В казарме, как только мы сняли заиндевевшие шапки и шинели, я сразу забрался в постель, предупредив дневального, чтобы на завтрак не будил, закрыл глаза и уснул.
Проснулся где-то перед обедом. Смотрю, возле кровати стоит Чары.
— Ну, что? — спрашивает. — Может, заглянем к Косте?
— Конечно, заглянем. Подожди, сейчас умоюсь...

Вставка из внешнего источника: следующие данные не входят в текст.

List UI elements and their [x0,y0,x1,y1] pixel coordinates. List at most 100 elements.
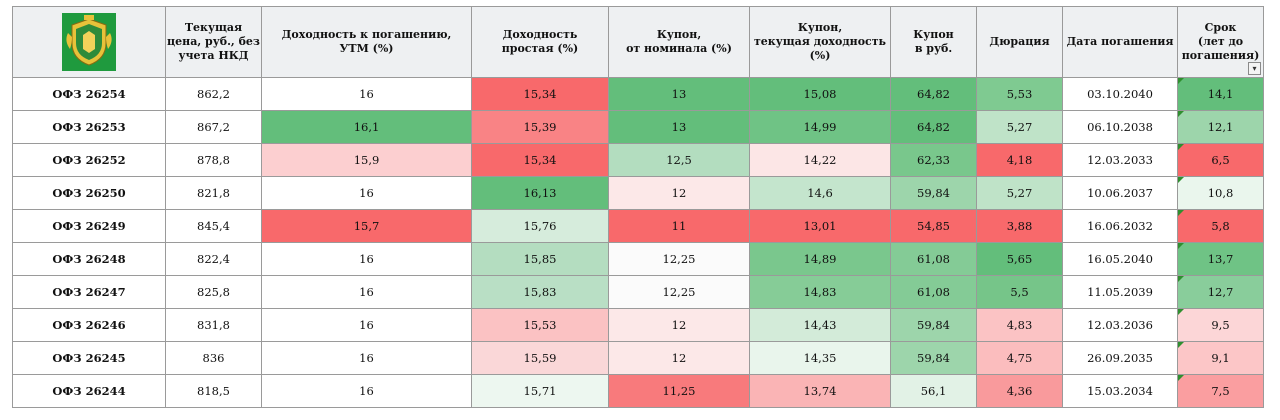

Спустя полчаса, топаем по авиагородку. В окнах офицерских домов сверкают игрушками елки. Детвора возле домов катается на санках. В клубе — дневной сеанс. У разрисованной афиши толпятся авиаторы и приезжие девчата. Костю застали дома: лежит на диване, в очках, почитывает книжку.
— Привет, мои друзья! С Новым годом! — говорит Чары.
— Привет, Нина! Здравствуй, Костя! С праздником! — прибавляю я.— Как это ты ухитряешься в конусы и мишени попадать, если даже книги в очках читаешь?
— Это, чтобы понятнее было,— шутит он.— Без очков до смысла не доберешься. Ну, рассказывайте, ловеласы, как встретили Новый год!
— Отлично встретили,— посмеивается Чары.— Мне такая сердитая студентка попалась: всю ночь спорили. Все знает. О чем ни спрошу — сразу находит ответ. Бывают же такие!
— Ясно,— понимающе отмечает Костя.— А как у тебя, Марат?
— Все хорошо, Костик. У меня дела самые серьезные. Примешь меня в свой союз?
— В какой союз?
— В союз женатиков, разумеется.
— Ты что, жениться надумал? — глаза Кости сияют лукавством.— Нина! — кричит он жене, которая что-то жарит на кухне.— Марат испекся! Жениться собирается!
— Слушай, друг, только без шуток,— предупреждаю я.— Я же не смеялся, когда ты мне сказал, что решил расписаться с Ниной.